David Grusch testified that he "absolutely" believes the government is in possession of unidentified anomalous phenomena, or UAPs -- which has replaced the term UFO in official parlance -- as well as remains of their non-human operators.
"I was informed, in the course of my official duties, of a multi-decade UAP crash retrieval and reverse-engineering program," Grusch said.
"I made the decision, based on the data I collected, to report this information to my superiors and multiple inspectors general, and in effect becoming a whistleblower," he said.
Pressed for details in the course of the hearing, Grusch repeatedly said he could not comment in a public setting because the information is classified.
He said the US government is hiding information on UAPs not only from the public but from Congress, and that he personally interviewed people with direct knowledge of non-human craft.
"My testimony is based on information I've been given by individuals with a longstanding track record of legitimacy and service to this country -- many of whom also shared compelling evidence in the form of photography, official documentation and classified oral testimony," Grusch told lawmakers.
US Representative Tim Burchett supported the idea that the government was concealing information, saying at the opening of the hearing -- which also featured testimony from two former Navy officers who said they witnessed UAPs -- that "we're going to uncover the cover-up."
- 'We don't have the answers' -
"This is an issue of government transparency.

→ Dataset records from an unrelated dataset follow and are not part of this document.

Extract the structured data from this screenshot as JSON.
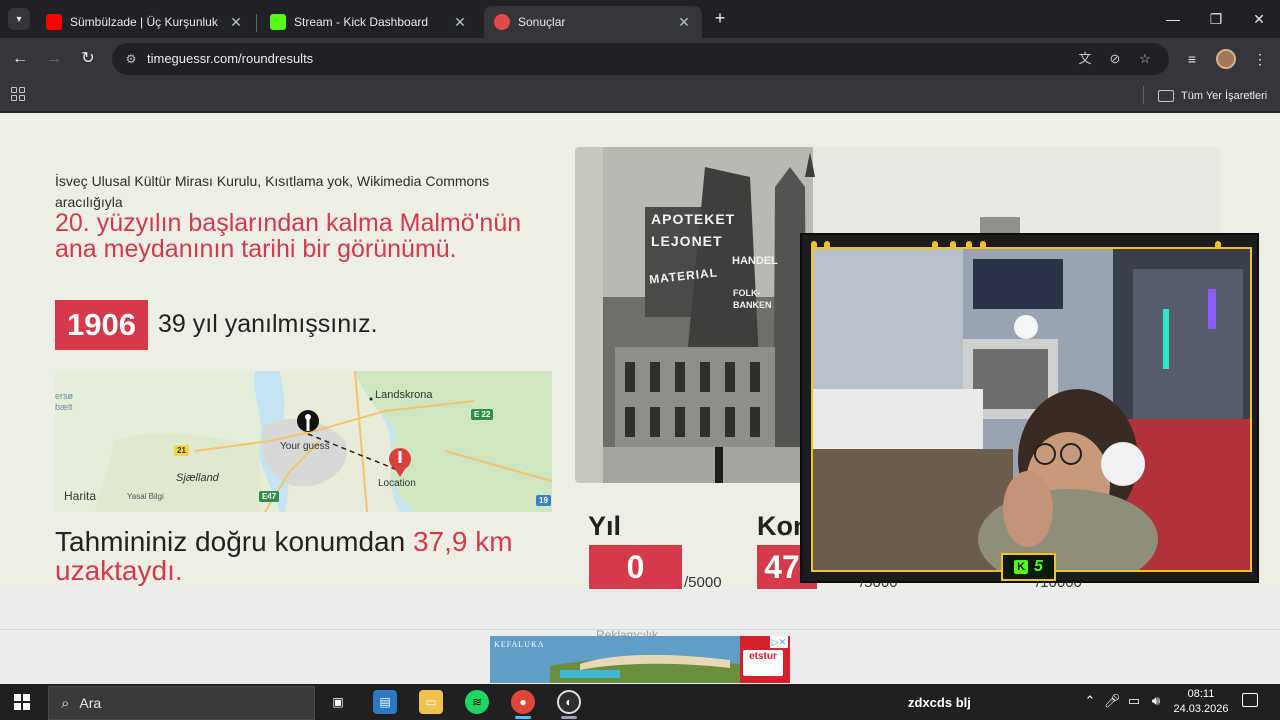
{
  "browser": {
    "tabs": [
      {
        "title": "Sümbülzade | Üç Kurşunluk Op",
        "favicon_color": "#ff0000",
        "active": false
      },
      {
        "title": "Stream - Kick Dashboard",
        "favicon_color": "#53fc18",
        "active": false
      },
      {
        "title": "Sonuçlar",
        "favicon_color": "#e04a4a",
        "active": true
      }
    ],
    "url": "timeguessr.com/roundresults",
    "bookmarks_all": "Tüm Yer İşaretleri"
  },
  "page": {
    "credit": "İsveç Ulusal Kültür Mirası Kurulu, Kısıtlama yok, Wikimedia Commons aracılığıyla",
    "description": "20. yüzyılın başlarından kalma Malmö'nün ana meydanının tarihi bir görünümü.",
    "year": "1906",
    "year_diff_text": "39 yıl yanılmışsınız.",
    "map": {
      "labels": {
        "landskrona": "Landskrona",
        "your_guess": "Your guess",
        "location": "Location",
        "sjaelland": "Sjælland",
        "sound": "ersø\nbælt"
      },
      "road_signs": {
        "e22": "E 22",
        "r21": "21",
        "e47": "E47",
        "r19": "19"
      },
      "attribution": "Harita",
      "legal": "Yasal Bilgi"
    },
    "distance_prefix": "Tahmininiz doğru konumdan ",
    "distance_value": "37,9 km uzaktaydı.",
    "scores": {
      "year_label": "Yıl",
      "year_score": "0",
      "year_max": "/5000",
      "location_label": "Kon",
      "location_score": "47",
      "location_max": "/5000",
      "total_max": "/10000"
    },
    "photo_signs": [
      "APOTEKET",
      "LEJONET",
      "MATERIAL",
      "HANDEL",
      "FOLK-BANKEN"
    ]
  },
  "webcam": {
    "badge_number": "5",
    "badge_logo": "K"
  },
  "ad": {
    "label": "Reklamcılık",
    "brand": "KEFALUKA",
    "partner": "etstur"
  },
  "taskbar": {
    "search_placeholder": "Ara",
    "user_text": "zdxcds",
    "user_text2": "blj",
    "time": "08:11",
    "date": "24.03.2026"
  }
}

We can't trust a government that does not trust its people," he said.
Asked if there may be life beyond Earth, National Security Council spokesman John Kirby said he does not have a position on the issue one way or another.
"What we believe is that there are unexplained aerial phenomena that have been cited and reported by pilots -- Navy and Air Force," he said, adding: "We don't have the answers about what these phenomena are."

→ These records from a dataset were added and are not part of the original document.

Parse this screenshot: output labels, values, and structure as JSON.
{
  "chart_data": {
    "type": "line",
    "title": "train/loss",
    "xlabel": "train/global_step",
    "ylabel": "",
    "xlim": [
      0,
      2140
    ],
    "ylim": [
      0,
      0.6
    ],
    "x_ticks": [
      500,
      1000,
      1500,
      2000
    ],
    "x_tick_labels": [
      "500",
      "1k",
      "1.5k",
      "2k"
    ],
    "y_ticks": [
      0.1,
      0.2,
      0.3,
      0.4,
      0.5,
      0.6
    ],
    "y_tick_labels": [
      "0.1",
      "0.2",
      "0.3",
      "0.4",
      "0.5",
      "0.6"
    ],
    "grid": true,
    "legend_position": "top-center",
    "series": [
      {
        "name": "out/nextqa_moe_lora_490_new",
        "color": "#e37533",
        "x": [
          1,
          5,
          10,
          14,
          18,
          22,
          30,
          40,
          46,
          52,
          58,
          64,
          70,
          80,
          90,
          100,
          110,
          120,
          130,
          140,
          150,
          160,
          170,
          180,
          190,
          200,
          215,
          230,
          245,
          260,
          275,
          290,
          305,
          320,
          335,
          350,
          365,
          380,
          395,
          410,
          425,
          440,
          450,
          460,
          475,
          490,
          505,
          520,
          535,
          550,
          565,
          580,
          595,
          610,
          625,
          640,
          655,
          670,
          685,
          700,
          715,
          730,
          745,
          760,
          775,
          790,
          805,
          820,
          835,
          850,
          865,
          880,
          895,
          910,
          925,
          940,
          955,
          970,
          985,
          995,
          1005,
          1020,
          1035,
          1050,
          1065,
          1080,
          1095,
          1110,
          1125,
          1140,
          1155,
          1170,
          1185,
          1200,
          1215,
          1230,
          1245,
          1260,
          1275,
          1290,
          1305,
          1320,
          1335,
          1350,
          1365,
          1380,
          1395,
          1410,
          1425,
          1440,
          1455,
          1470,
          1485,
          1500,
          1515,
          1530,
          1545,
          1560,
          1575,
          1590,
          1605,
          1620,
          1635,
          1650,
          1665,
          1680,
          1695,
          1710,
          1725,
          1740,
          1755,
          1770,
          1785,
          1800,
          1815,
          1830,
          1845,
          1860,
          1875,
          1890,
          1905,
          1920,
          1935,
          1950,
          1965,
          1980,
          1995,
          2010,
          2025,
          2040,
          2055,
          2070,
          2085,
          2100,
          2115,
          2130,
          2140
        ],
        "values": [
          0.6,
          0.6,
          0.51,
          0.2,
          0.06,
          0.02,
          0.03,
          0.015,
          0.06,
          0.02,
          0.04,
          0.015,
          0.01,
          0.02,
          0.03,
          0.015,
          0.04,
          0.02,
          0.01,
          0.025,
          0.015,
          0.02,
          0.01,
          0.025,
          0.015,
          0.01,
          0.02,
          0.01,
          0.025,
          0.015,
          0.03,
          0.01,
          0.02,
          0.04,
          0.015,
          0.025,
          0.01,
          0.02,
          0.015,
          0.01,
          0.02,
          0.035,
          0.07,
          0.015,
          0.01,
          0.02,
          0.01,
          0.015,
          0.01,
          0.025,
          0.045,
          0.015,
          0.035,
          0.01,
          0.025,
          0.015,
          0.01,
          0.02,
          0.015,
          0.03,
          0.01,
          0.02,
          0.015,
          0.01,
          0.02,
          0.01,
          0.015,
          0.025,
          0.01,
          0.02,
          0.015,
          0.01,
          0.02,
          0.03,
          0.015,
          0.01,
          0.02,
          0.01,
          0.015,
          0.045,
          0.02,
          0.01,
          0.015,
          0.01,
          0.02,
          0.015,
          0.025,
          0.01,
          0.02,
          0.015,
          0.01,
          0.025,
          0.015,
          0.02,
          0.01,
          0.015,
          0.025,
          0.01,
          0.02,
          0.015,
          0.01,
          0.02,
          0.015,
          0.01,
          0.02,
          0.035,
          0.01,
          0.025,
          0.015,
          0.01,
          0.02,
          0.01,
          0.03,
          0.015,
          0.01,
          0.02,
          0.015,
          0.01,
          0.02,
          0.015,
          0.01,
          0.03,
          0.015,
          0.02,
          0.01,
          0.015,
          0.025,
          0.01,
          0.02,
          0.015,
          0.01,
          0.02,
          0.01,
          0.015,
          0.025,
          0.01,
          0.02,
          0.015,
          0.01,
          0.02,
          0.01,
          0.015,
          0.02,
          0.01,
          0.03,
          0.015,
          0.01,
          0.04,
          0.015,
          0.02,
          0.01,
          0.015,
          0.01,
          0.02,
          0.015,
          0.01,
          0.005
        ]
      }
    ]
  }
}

The head of the Pentagon office set up to identify UAPs that pose a potential threat also told lawmakers earlier this year that it had not identified signs of alien activity.
The All-domain Anomaly Resolution Office "has found no credible evidence thus far of extraterrestrial activity, off-world technology, or objects that defy the known laws of physics," Sean Kirkpatrick testified in April.
The US government has however begun taking the issue of UAPs more seriously in recent years.
NASA held its first public meeting on UAPs in May, calling for a more rigorous scientific approach to clarify the origin of hundreds of mysterious sightings.
The Pentagon also began paying closer attention to the subject after a slew of inexplicable sightings from US Navy and Air Force pilots.
The central worry was that the sightings could be of unknown aerial surveillance technology used by China to collect intelligence on US defenses.